Die Polizei hatte sie aus Angst vor Krawallen verboten: Die geplante Demonstration gegen Islamismus in Hannover darf laut dem Verwaltungsgericht Hannover doch stattfinden - allerdings unter Auflagen.

Ende Oktober war eine Hooligan-Demonstration in Köln eskaliert. Für das Verwaltungsgericht Hannover ist das jedoch kein Grund, die Protestaktion in Hannover zu verbieten.

Ende Oktober war eine Hooligan-Demonstration in Köln eskaliert. Für das Verwaltungsgericht Hannover ist das jedoch kein Grund, die Protestaktion in Hannover zu verbieten.

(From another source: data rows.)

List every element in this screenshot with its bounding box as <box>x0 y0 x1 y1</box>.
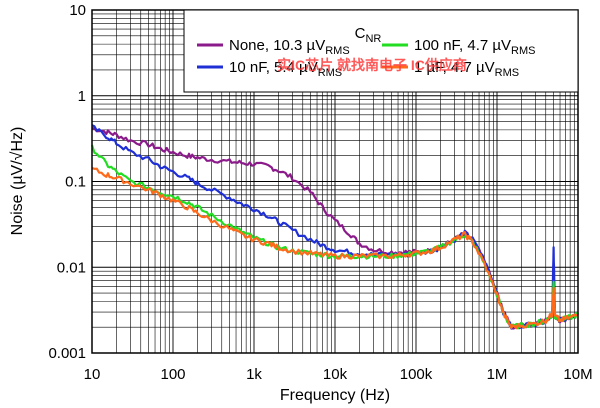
legend-label: None, 10.3 µVRMS <box>229 37 350 57</box>
y-tick-label: 1 <box>78 88 86 105</box>
legend-label: 1 µF, 4.7 µVRMS <box>414 59 519 79</box>
legend-box <box>183 9 579 93</box>
tick-labels: 10 100 1k 10k 100k 1M 10M 0.001 0.01 0.1 1 10 <box>48 2 592 383</box>
y-tick-label: 0.01 <box>57 259 86 276</box>
series-line <box>91 166 579 330</box>
x-axis-title: Frequency (Hz) <box>280 387 390 404</box>
x-tick-label: 100 <box>160 366 185 383</box>
x-tick-label: 1k <box>246 366 262 383</box>
x-tick-label: 1M <box>487 366 508 383</box>
y-axis-title: Noise (µV/√Hz) <box>9 127 26 236</box>
series-lines <box>90 124 579 330</box>
watermark-text: 实IC芯片 就找南电子 IC供应商 <box>277 57 467 73</box>
y-tick-label: 0.1 <box>65 174 86 191</box>
legend-label: 100 nF, 4.7 µVRMS <box>414 37 536 57</box>
y-tick-label: 0.001 <box>48 345 86 362</box>
x-tick-label: 100k <box>400 366 433 383</box>
legend-title: CNR <box>355 25 382 45</box>
x-tick-label: 10M <box>563 366 592 383</box>
x-tick-label: 10k <box>323 366 348 383</box>
x-tick-label: 10 <box>84 366 101 383</box>
y-tick-label: 10 <box>69 2 86 19</box>
legend-label: 10 nF, 5.4 µVRMS <box>229 59 342 79</box>
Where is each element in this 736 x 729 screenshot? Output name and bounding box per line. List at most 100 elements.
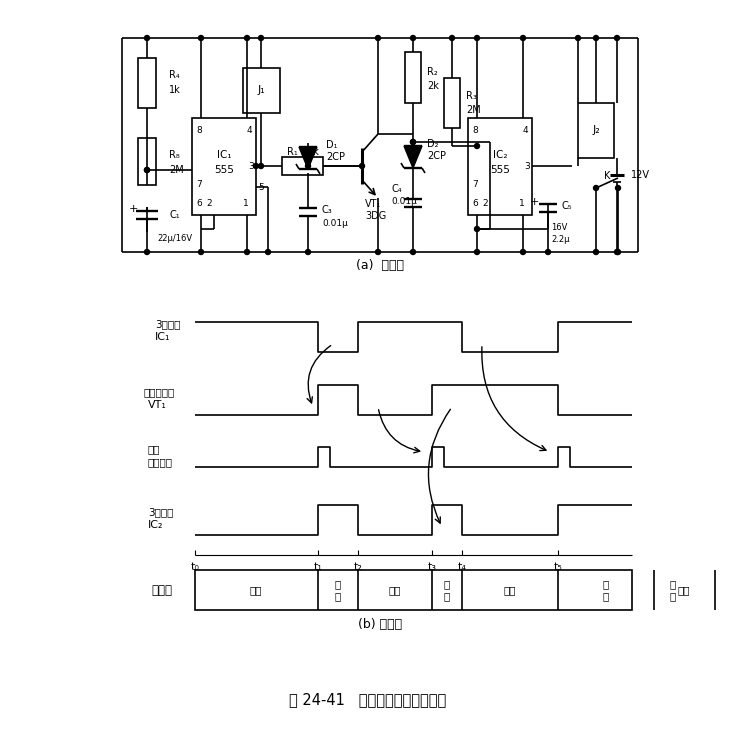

Das Verwaltungsgericht Hannover hat die geplante Anti-Islamismus-Demonstration in der Landeshauptstadt am kommenden Samstag unter Auflagen zugelassen. Gründe für ein vollständiges Verbot lägen nicht vor, teilte das Gericht am Donnerstag mit. Allerdings dürfen die Demonstranten nicht durch die Stadt ziehen, sondern sich nur an einer Stelle versammeln.

Die Polizei hatte die Demonstration verboten, weil sie Krawalle befürchtet. Bei einer ähnlichen Veranstaltung in Köln hatten vor Kurzem rund 4500 Hooligans und Rechtsextreme die Einsatzkräfte angegriffen. Die Gruppe"Hooligans gegen Salafisten" (HoGeSa) steht auch als Initiator hinter der Demo in Hannover.